The paper lacks a comprehensive comparison with existing methods. Can the authors provide a more detailed discussion or experimentation comparing their proposed 2LoRA and pLoRA methods with other state-of-the-art domain adaptation techniques for SAR imagery? It would strengthen the paper's contribution and help assess the novelty and effectiveness of their approach.

The authors designed their own dataset, which may have inherent biases. Have the authors considered testing their methods on publicly available SAR datasets to provide a more generalized evaluation? This would enhance the external validity of their findings.

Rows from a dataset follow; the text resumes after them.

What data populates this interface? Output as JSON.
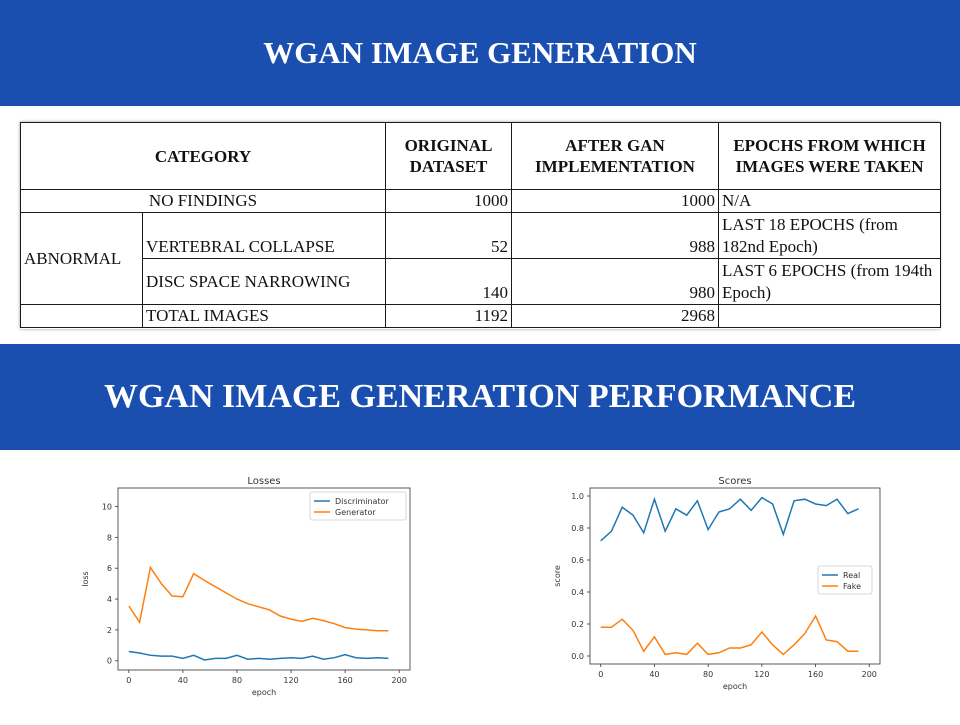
{
  "slide": {
    "title1": "WGAN IMAGE GENERATION",
    "title2": "WGAN IMAGE GENERATION PERFORMANCE"
  },
  "table": {
    "headers": [
      "CATEGORY",
      "ORIGINAL DATASET",
      "AFTER GAN IMPLEMENTATION",
      "EPOCHS FROM WHICH IMAGES WERE TAKEN"
    ],
    "no_findings": {
      "label": "NO FINDINGS",
      "original": "1000",
      "after": "1000",
      "epochs": "N/A"
    },
    "abnormal_label": "ABNORMAL",
    "vertebral": {
      "label": "VERTEBRAL COLLAPSE",
      "original": "52",
      "after": "988",
      "epochs": "LAST 18 EPOCHS (from 182nd Epoch)"
    },
    "disc": {
      "label": "DISC SPACE NARROWING",
      "original": "140",
      "after": "980",
      "epochs": "LAST 6 EPOCHS (from 194th Epoch)"
    },
    "total": {
      "label": "TOTAL IMAGES",
      "original": "1192",
      "after": "2968",
      "epochs": ""
    }
  },
  "chart_data": [
    {
      "type": "line",
      "title": "Losses",
      "xlabel": "epoch",
      "ylabel": "loss",
      "xlim": [
        -8,
        208
      ],
      "ylim": [
        -0.6,
        11.2
      ],
      "xticks": [
        0,
        40,
        80,
        120,
        160,
        200
      ],
      "yticks": [
        0,
        2,
        4,
        6,
        8,
        10
      ],
      "legend_position": "top-right",
      "x": [
        0,
        8,
        16,
        24,
        32,
        40,
        48,
        56,
        64,
        72,
        80,
        88,
        96,
        104,
        112,
        120,
        128,
        136,
        144,
        152,
        160,
        168,
        176,
        184,
        192
      ],
      "series": [
        {
          "name": "Discriminator",
          "color": "#1f77b4",
          "values": [
            0.6,
            0.5,
            0.35,
            0.3,
            0.3,
            0.15,
            0.35,
            0.05,
            0.15,
            0.15,
            0.35,
            0.1,
            0.15,
            0.1,
            0.15,
            0.2,
            0.15,
            0.3,
            0.1,
            0.2,
            0.4,
            0.2,
            0.15,
            0.2,
            0.15
          ]
        },
        {
          "name": "Generator",
          "color": "#ff7f0e",
          "values": [
            3.55,
            2.5,
            6.05,
            5.0,
            4.2,
            4.15,
            5.65,
            5.2,
            4.8,
            4.4,
            4.0,
            3.7,
            3.5,
            3.3,
            2.9,
            2.7,
            2.55,
            2.75,
            2.6,
            2.4,
            2.15,
            2.05,
            2.0,
            1.95,
            1.95
          ]
        }
      ]
    },
    {
      "type": "line",
      "title": "Scores",
      "xlabel": "epoch",
      "ylabel": "score",
      "xlim": [
        -8,
        208
      ],
      "ylim": [
        -0.05,
        1.05
      ],
      "xticks": [
        0,
        40,
        80,
        120,
        160,
        200
      ],
      "yticks": [
        0.0,
        0.2,
        0.4,
        0.6,
        0.8,
        1.0
      ],
      "legend_position": "center-right",
      "x": [
        0,
        8,
        16,
        24,
        32,
        40,
        48,
        56,
        64,
        72,
        80,
        88,
        96,
        104,
        112,
        120,
        128,
        136,
        144,
        152,
        160,
        168,
        176,
        184,
        192
      ],
      "series": [
        {
          "name": "Real",
          "color": "#1f77b4",
          "values": [
            0.72,
            0.78,
            0.93,
            0.88,
            0.77,
            0.98,
            0.78,
            0.92,
            0.88,
            0.97,
            0.79,
            0.9,
            0.92,
            0.98,
            0.91,
            0.99,
            0.95,
            0.76,
            0.97,
            0.98,
            0.95,
            0.94,
            0.98,
            0.89,
            0.92
          ]
        },
        {
          "name": "Fake",
          "color": "#ff7f0e",
          "values": [
            0.18,
            0.18,
            0.23,
            0.16,
            0.03,
            0.12,
            0.01,
            0.02,
            0.01,
            0.08,
            0.01,
            0.02,
            0.05,
            0.05,
            0.07,
            0.15,
            0.07,
            0.01,
            0.07,
            0.14,
            0.25,
            0.1,
            0.09,
            0.03,
            0.03
          ]
        }
      ]
    }
  ]
}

One key aspect that the authors could explore is the practical implementation of the generated data from their proposed methods in real-world applications. This would not only provide a tangible demonstration of the utility of their techniques but also make the research more relevant and applicable to various domains, such as remote sensing, defense, or environmental monitoring.

审稿意见
8

The authors present a method fro SAR data - with augmentation of data and an improved training process. The paper is well-written without errors.

优点

The paper is well written and the background sound. A large amount of content has been presented in a short number of pages very well. I find no plagiarism either.

缺点

The paper may not be easily accessible to non-experts as the paper is written very high-level. Due to space limitations, however, this is ok.

问题

In the abstract, code is referred to - this need not be in the abstract, and should rather be in the application section.

审稿意见
5

This paper proposes a 2-stage low-rank adaptation (2LoRA) method for non-visible light data synthesis. The first stage adapts the model using aerial-view regular image data, and the second stage further adapts the model using SAR modality data. Further, improving the 2LoRA to resolve the class imbalance problem in the original SAR dataset, named prototype LoRA (pLoRA). The experimental results show that the proposed method can improve the performance for minor classes.

优点

Data synthesis is important and valuable for non-visible light data, which is hard to collect large-scale dataset.

缺点

  1. The proposed methods do not show significant performance improvement when using the full traning dataset. In practical, we always will employ all data to train a model rather than only employ 10% data. However, when employing the full training data, the resample strategy is simple and comparable with the proposed method.
  2. The pLoRA is not effective. According to the experiments, pLoRA performs worse than 2LoRA in most cases.

问题

  1. Why do not provide the F1 for Cargo in Table 2?
  2. Why the performance of the proposed method is different in Tables 2 and 3?